エリート俺様同期の甘すぎる暴き方~オレ、欲しいものは絶対手に入れる主義だから~
皆からの祝福を受け頭を下げる拓海に、部下思いの部長もとてもうれしそうだ。

「そんなうれしいことを言われると、なにかご褒美をあげたくなるな。『給料上げてくれ』以外で、なにか希望はあるか?」

 上機嫌の部長が大きくでた。

 冗談半分の問いに、拓海も冗談で返すだろう。日菜子はそう思っていた。

「給料以外ですか……それ一番お願いしたいところなんですが」

 部長と拓海との掛け合いに、周囲から笑いが起る。

 しかし拓海は次の瞬間、驚くべきことを口にした。

「そうだ。松風を俺にください」

「えっ?」

 急に自分の名前が出て驚く。

(まさか、嘘でしょ? それこそ何かの冗談よね?)

「なんだ、どうした?」

 予想外の申し出に、部長も面を食らったようだ。

 しかし拓海はもう一度部長に向かってはっきり言った。

「松風を俺のアシスタントにつけてください」

 拓海の視線が日菜子に移ると同時に、周囲の視線も彼女に向けられた。

 注目を集めた日菜子は、どうしたらいいのか分からず顔を赤くする。

 しかし拓海は一歩も引く気がないようだ。彼の態度が本気であるということが、部長に伝わった。

「そうか、松風か……」

 部長が日菜子を窺うようにして見た。真っ赤な顔で必死になって首を左右に振り、断ってくれとアピールする。

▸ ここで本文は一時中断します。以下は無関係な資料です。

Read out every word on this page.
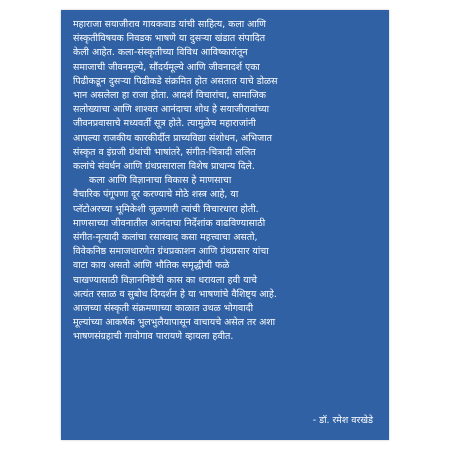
महाराजा सयाजीराव गायकवाड यांची साहित्य, कला आणि
संस्कृतीविषयक निवडक भाषणे या दुसऱ्या खंडात संपादित
केली आहेत. कला-संस्कृतीच्या विविध आविष्कारांतून
समाजाची जीवनमूल्ये, सौंदर्यमूल्ये आणि जीवनादर्श एका
पिढीकडून दुसऱ्या पिढीकडे संक्रमित होत असतात याचे डोळस
भान असलेला हा राजा होता. आदर्श विचारांचा, सामाजिक
सलोख्याचा आणि शाश्वत आनंदाचा शोध हे सयाजीरावांच्या
जीवनप्रवासाचे मध्यवर्ती सूत्र होते. त्यामुळेच महाराजांनी
आपल्या राजकीय कारकीर्दीत प्राच्यविद्या संशोधन, अभिजात
संस्कृत व इंग्रजी ग्रंथांची भाषांतरे, संगीत-चित्रादी ललित
कलांचे संवर्धन आणि ग्रंथप्रसाराला विशेष प्राधान्य दिले.

कला आणि विज्ञानाचा विकास हे माणसाचा
वैचारिक पंगूपणा दूर करण्याचे मोठे शस्त्र आहे, या
प्लॅटोअरच्या भूमिकेशी जुळणारी त्यांची विचारधारा होती.
माणसाच्या जीवनातील आनंदाचा निर्देशांक वाढविण्यासाठी
संगीत-नृत्यादी कलांचा रसास्वाद कसा महत्त्वाचा असतो,
विवेकनिष्ठ समाजधारणेत ग्रंथप्रकाशन आणि ग्रंथप्रसार यांचा
वाटा काय असतो आणि भौतिक समृद्धीची फळे
चाखण्यासाठी विज्ञाननिष्ठेची कास का धरायला हवी याचे
अत्यंत रसाळ व सुबोध दिग्दर्शन हे या भाषणांचे वैशिष्ट्य आहे.
आजच्या संस्कृती संक्रमणाच्या काळात उथळ भोगवादी
मूल्यांच्या आकर्षक भुलभुलैयापासून वाचायचे असेल तर अशा
भाषणसंग्रहाची गावोगाव पारायणे व्हायला हवीत.

- डॉ. रमेश वरखेडे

 しかしそれに気がついたのか、拓海が部長に不満を漏らす。

「部長、給料以外は何でもいいって言ったじゃないですか?」

 何でもとは言っていないはずだ。日菜子は祈るようにして部長を見つめた。

しっかりと目が合っていたのに、すっと逸らされる。

 この瞬間、日菜子はがっくりと肩を落とした。

「わかった。ちょっと考えてみる。いいか、それで?」

「ええ、松風が俺の担当になるなら。彼女と一度がっつりと仕事をしてみたかったんです」

 ああ、どうしてこんなことになってしまったのか。

 資料室で拓海が宣言した「俺の言うことを何でも聞くこと」というセリフがリフレインされる。

 もしかしてのもすごくこき使われ、理不尽な要求をされるのではないか。

 最悪の状況しか思いつかず絶望する。